Glossary
Drivers

Drivers

Published

April 22, 2026

Last updated

April 22, 2026

Definition

A driver is a quantifiable measure of a business activity or external factor that directly influences financial or operational results. They form the core of a cause-and-effect relationship within a planning model, translating operational inputs into financial outputs.

Drivers are the foundational elements of driver-based planning, a methodology that creates more dynamic and realistic financial plans. Instead of manually inputting static values for revenue or expenses, planners model these outcomes based on their underlying drivers. For instance, a company might forecast its support costs based on the 'number of active customers' driver multiplied by the 'average support cost per customer' assumption.

By linking financials to the operational metrics that influence them, drivers make it easier to perform scenario planning and understand variance. This approach provides a clearer understanding of business performance and helps align financial plans with strategic objectives across the organization, a key goal of any modern budgeting and forecasting process.

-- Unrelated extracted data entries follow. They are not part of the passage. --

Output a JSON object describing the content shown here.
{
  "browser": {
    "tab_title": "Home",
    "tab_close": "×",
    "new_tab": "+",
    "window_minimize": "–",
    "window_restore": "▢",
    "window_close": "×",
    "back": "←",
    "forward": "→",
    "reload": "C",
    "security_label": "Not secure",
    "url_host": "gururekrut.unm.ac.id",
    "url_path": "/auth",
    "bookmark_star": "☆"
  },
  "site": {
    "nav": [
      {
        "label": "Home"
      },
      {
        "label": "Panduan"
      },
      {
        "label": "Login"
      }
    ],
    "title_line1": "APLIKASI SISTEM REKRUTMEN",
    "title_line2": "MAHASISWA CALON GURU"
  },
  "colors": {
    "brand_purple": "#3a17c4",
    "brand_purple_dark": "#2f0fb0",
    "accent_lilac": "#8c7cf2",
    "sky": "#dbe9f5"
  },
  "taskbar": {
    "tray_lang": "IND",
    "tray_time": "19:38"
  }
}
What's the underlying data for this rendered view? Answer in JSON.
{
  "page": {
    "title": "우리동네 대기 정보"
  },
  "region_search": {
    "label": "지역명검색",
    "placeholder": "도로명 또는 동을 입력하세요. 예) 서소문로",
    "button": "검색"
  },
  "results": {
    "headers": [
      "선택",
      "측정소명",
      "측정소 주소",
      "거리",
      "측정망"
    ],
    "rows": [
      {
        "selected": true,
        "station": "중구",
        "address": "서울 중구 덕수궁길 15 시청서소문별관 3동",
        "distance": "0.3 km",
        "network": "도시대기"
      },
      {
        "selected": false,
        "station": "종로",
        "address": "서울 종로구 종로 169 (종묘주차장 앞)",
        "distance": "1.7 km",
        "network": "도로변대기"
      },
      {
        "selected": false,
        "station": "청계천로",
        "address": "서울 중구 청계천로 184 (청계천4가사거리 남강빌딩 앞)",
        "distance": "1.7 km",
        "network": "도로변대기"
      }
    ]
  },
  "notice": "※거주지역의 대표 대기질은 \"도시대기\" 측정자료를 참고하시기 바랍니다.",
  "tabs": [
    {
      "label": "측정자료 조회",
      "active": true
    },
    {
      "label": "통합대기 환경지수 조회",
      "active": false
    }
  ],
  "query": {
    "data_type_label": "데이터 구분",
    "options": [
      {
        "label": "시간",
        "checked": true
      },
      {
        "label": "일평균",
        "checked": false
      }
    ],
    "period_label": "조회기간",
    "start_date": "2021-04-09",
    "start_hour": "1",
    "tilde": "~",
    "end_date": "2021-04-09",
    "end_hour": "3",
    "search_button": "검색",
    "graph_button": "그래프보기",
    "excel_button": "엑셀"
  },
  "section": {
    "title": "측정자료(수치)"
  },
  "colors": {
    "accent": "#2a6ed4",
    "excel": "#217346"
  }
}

Frequently Asked Questions

Can a driver be an external factor?

Yes, drivers can be both internal and external. Internal drivers are operational metrics a company can influence, like headcount or marketing spend. External drivers are market forces outside the company's direct control, such as interest rates, inflation, or industry growth rates, which are essential for robust sensitivity analysis.

What is the difference between a business driver and a financial KPI?

A driver is a predictive, operational input that causes a financial outcome, used for planning and forecasting (e.g., 'website traffic' drives future sales). A financial KPI (Key Performance Indicator) is typically a retrospective output that measures past performance (e.g., 'Quarterly Revenue Growth'). Drivers explain the 'why' behind KPI results.

How do companies identify the most important drivers for their business?

Companies identify key drivers by analyzing historical data to find strong statistical correlations between operational metrics and financial results. They also conduct collaborative workshops with department heads to understand which activities have the most significant impact on their budgets and performance. The best drivers are measurable, directly influenceable, and clearly linked to strategic goals.

What are some common examples of drivers for a SaaS company?

Common SaaS drivers include Marketing Qualified Leads (MQLs) and website conversion rates for new revenue, churn rate for revenue retention, and headcount for personnel costs. Other examples are the number of customer support tickets for service costs and the number of active users for infrastructure costs.